Rhode Island parking laws: understanding the basics
Drivers in Rhode Island need to be aware of the parking laws in their state and community. Failure to abide by the parking laws could mean fines, and it could mean your vehicle being towed to the impound yard. The following are some of the most important rules to remember when parking. Keep in mind that in some cases, the rules may be different within certain communities. It is important to know and understand the rules where you live, but these will give you a good overview of the laws in the state.
What are the parking laws?
There are a number of areas where you will not be allowed to park or stop your vehicle.
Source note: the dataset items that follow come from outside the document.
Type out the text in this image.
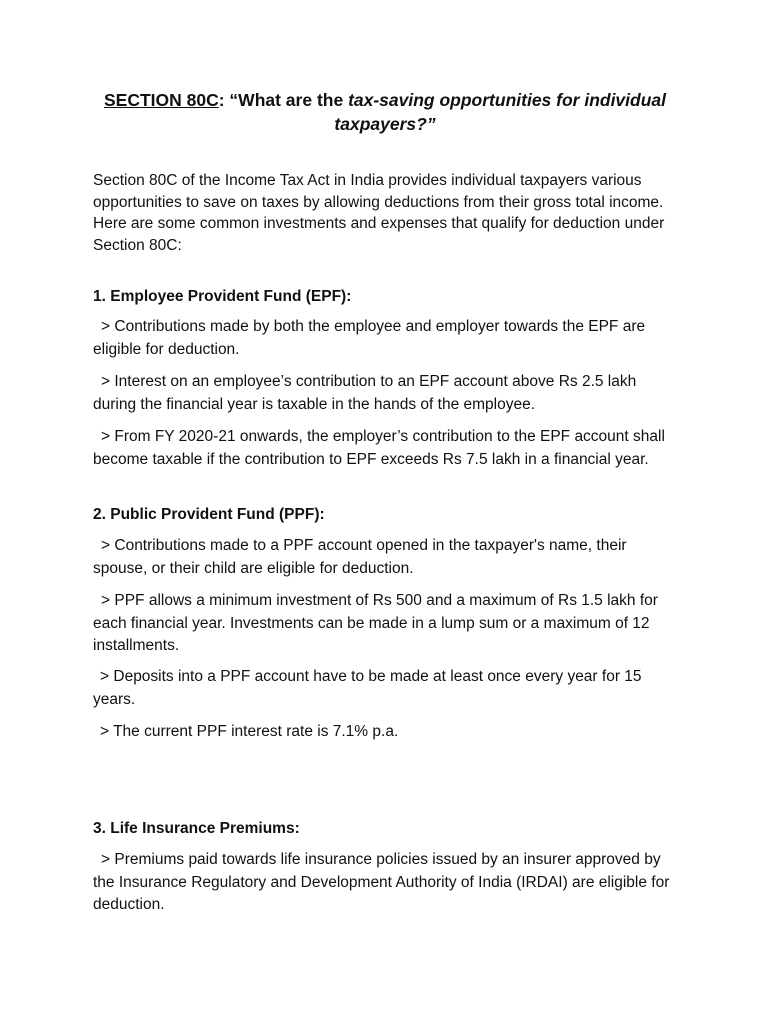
SECTION 80C: “What are the tax-saving opportunities for individual taxpayers?”

Section 80C of the Income Tax Act in India provides individual taxpayers various opportunities to save on taxes by allowing deductions from their gross total income. Here are some common investments and expenses that qualify for deduction under Section 80C:

1. Employee Provident Fund (EPF):

> Contributions made by both the employee and employer towards the EPF are eligible for deduction.

> Interest on an employee’s contribution to an EPF account above Rs 2.5 lakh during the financial year is taxable in the hands of the employee.

> From FY 2020-21 onwards, the employer’s contribution to the EPF account shall become taxable if the contribution to EPF exceeds Rs 7.5 lakh in a financial year.

2. Public Provident Fund (PPF):

> Contributions made to a PPF account opened in the taxpayer's name, their spouse, or their child are eligible for deduction.

> PPF allows a minimum investment of Rs 500 and a maximum of Rs 1.5 lakh for each financial year. Investments can be made in a lump sum or a maximum of 12 installments.

> Deposits into a PPF account have to be made at least once every year for 15 years.

> The current PPF interest rate is 7.1% p.a.

3. Life Insurance Premiums:

> Premiums paid towards life insurance policies issued by an insurer approved by the Insurance Regulatory and Development Authority of India (IRDAI) are eligible for deduction.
You cannot park on the travel portion of the highway, and you cannot park on a sidewalk, in an intersection or on a crosswalk. You have to be at least 20 feet away from the crosswalk at an intersection.
Double parking, where you stop or park beside a vehicle that is already stopped or parked on the side of the road, is illegal. It is also dangerous and could cause an accident or slow down traffic. If there is any road work happening on the street, you do not want to park there. Your presence would block and slow traffic, and it is illegal to do so. You cannot park or stop on bridges or in tunnels, and you must never block a driveway when parking or stopping.
You cannot park within eight feet of a fire hydrant, or within 30 feet of a flashing beacon, a stop sign, or a traffic light. If you are going to park on the same side of the street as a fire station, you need to be at least 20 feet from the entrance. If there are signs posted and you are on the other side of the road, you will have to park at least 75 feet away.
You have to park at least 50 feet away from the nearest rail of a railroad crossing in most cases. However, you can be closer if you are only stopping for a short amount of time to load or unload passengers or packages.
It is illegal for drivers to park in front of a curb cut or a ramp for handicapped people. Along the same lines, it is illegal to park in spaces and areas specifically for handicapped people. Doing so is not only discourteous, it is also a surefire way to get a large fine.
There may be other areas where parking is prohibited as well. In some cases, towns and cities may have their own rules based on the laws from the state. They will also have their own fine schedules, so the amount you will have to pay in fines for infractions can vary based on your location. To help reduce the risk of getting a ticket or getting your car towed, you should always look for signs when you are getting ready to park.